Dans l'analyse du rôle que jouent les anticipations dans la coordination des décisions économiques, l'application du principe de rationalité tient une place centrale. Bien des économistes ont évoqué cette idée. Cependant, on admet, le plus souvent, que le développement de la notion d'anticipations rationnelles trouve son origine dans la communication que présenta en 1959 John F. Muth au Meeting organisé par la Société d'économétrie. Si ce texte a été souvent cité et commenté, bien des aspects de l'œuvre de Muth restent mal expliqués et prêtent à discussion.
Un premier problème nait de l'attitude même de Muth vis-à-vis de sa proposition. En 1959 et en 1960, il rédigea trois textes qui traitent des anticipations rationnelles. Puis, apparemment, il se désintéressa de la question. Quand, en 1985, il revint sur cette question, ce fut de façon très critique. Comment faut-il interpréter son attitude ?
L'article que Muth publia en 1961, dans Econometrica, ne suscita jusqu'au début des années 1970 qu'un intérêt discret.
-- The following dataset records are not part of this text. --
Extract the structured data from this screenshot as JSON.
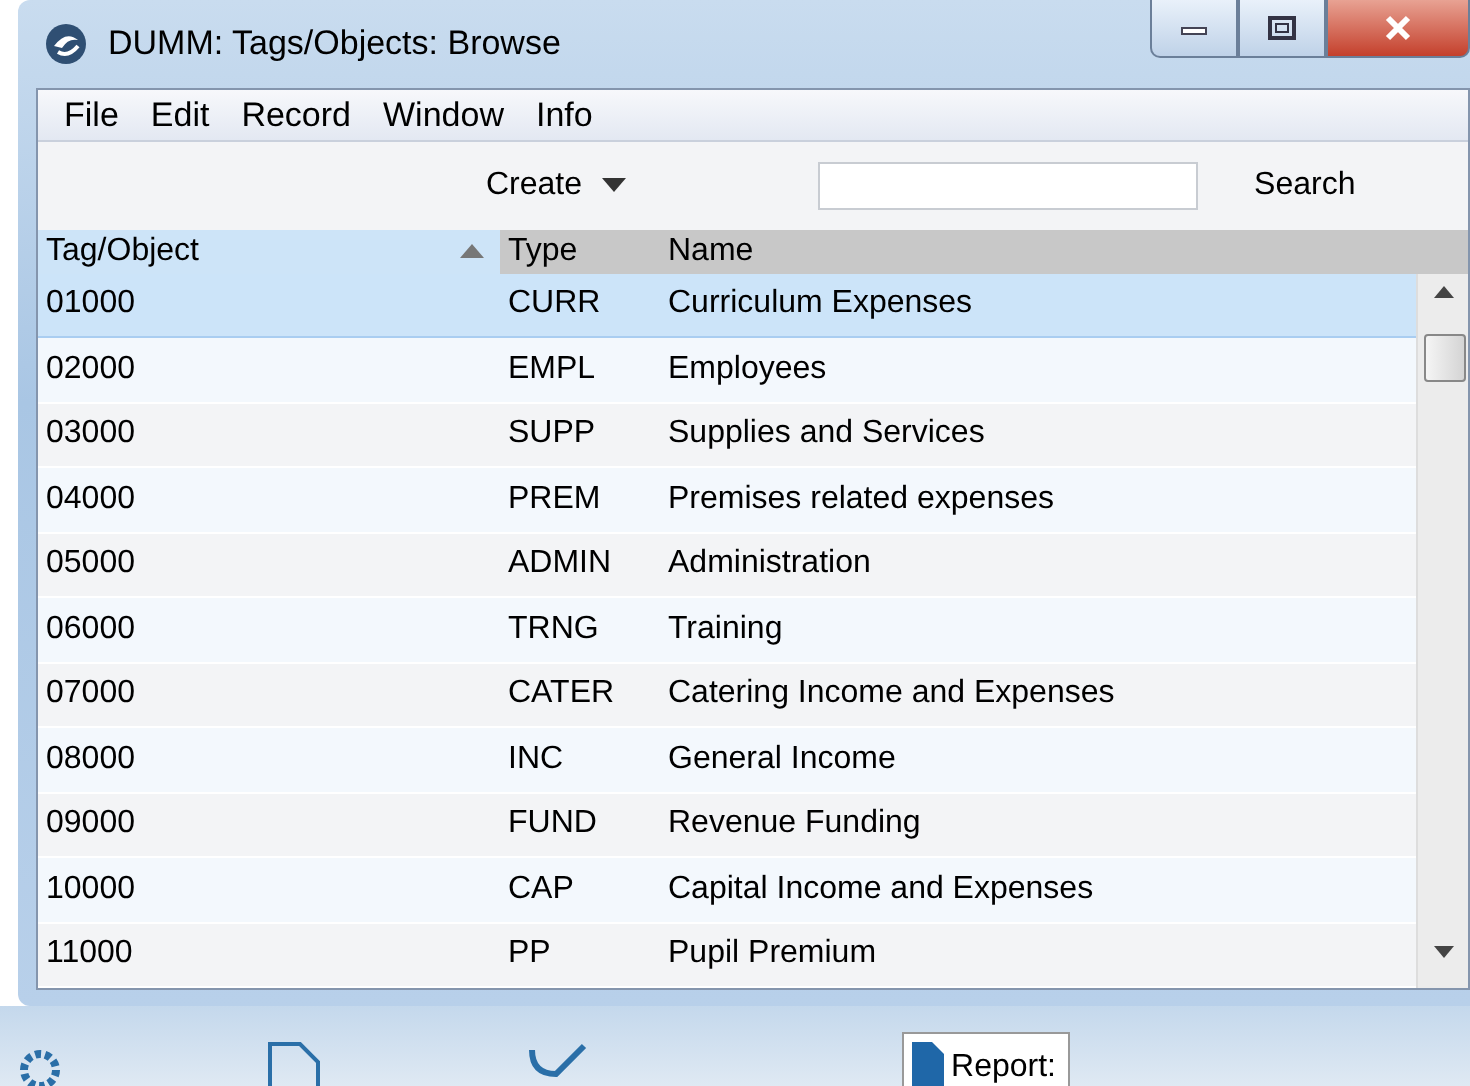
{
  "window": {
    "title": "DUMM: Tags/Objects: Browse"
  },
  "menu": [
    "File",
    "Edit",
    "Record",
    "Window",
    "Info"
  ],
  "toolbar": {
    "create": "Create",
    "search": "Search"
  },
  "table": {
    "columns": [
      {
        "label": "Tag/Object",
        "sorted": true
      },
      {
        "label": "Type",
        "sorted": false
      },
      {
        "label": "Name",
        "sorted": false
      }
    ],
    "rows": [
      {
        "cells": [
          "01000",
          "CURR",
          "Curriculum Expenses"
        ],
        "selected": true
      },
      {
        "cells": [
          "02000",
          "EMPL",
          "Employees"
        ],
        "selected": false
      },
      {
        "cells": [
          "03000",
          "SUPP",
          "Supplies and Services"
        ],
        "selected": false
      },
      {
        "cells": [
          "04000",
          "PREM",
          "Premises related expenses"
        ],
        "selected": false
      },
      {
        "cells": [
          "05000",
          "ADMIN",
          "Administration"
        ],
        "selected": false
      },
      {
        "cells": [
          "06000",
          "TRNG",
          "Training"
        ],
        "selected": false
      },
      {
        "cells": [
          "07000",
          "CATER",
          "Catering Income and Expenses"
        ],
        "selected": false
      },
      {
        "cells": [
          "08000",
          "INC",
          "General Income"
        ],
        "selected": false
      },
      {
        "cells": [
          "09000",
          "FUND",
          "Revenue Funding"
        ],
        "selected": false
      },
      {
        "cells": [
          "10000",
          "CAP",
          "Capital Income and Expenses"
        ],
        "selected": false
      },
      {
        "cells": [
          "11000",
          "PP",
          "Pupil Premium"
        ],
        "selected": false
      }
    ]
  },
  "taskbar": {
    "report": "Report:"
  }
}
Certes, il fut cité par des économistes célèbres comme Arrow et Negishi, mais bien rares furent ceux qui entreprirent de reprendre à leur compte son idée et de la développer. Pourquoi ce retard ? Faut-il incriminer, comme le fait Deirdre N. McCloskey, son écriture ? La difficulté n'était-elle pas plus réelle ? La lecture des textes de ceux qui, comme Lucas et Sargent, s'inspirèrent des thèses avancées par Muth doit permettre de mieux comprendre ce problème.
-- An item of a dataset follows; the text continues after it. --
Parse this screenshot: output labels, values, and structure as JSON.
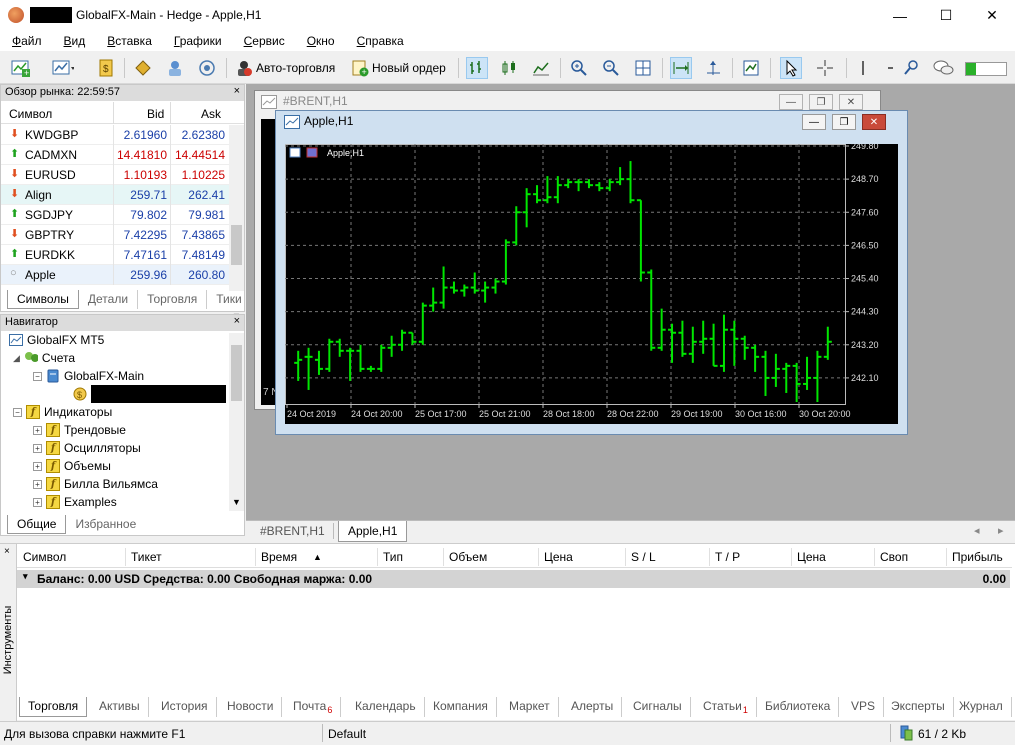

On évoquera, enfin, une troisième difficulté. Muth ne fut pas le seul à traiter de la rationalité des anticipations. Edwin Mills avança, à la même époque, des propositions comparables à celles de Muth. Il est curieux que sa contribution soit, aujourd'hui, oubliée. Mais, cette idée fut aussi développée dans d'autres domaines — la théorie des jeux, l'efficience des marchés — sans qu'une interaction apparaisse. Cela semble un peu étrange.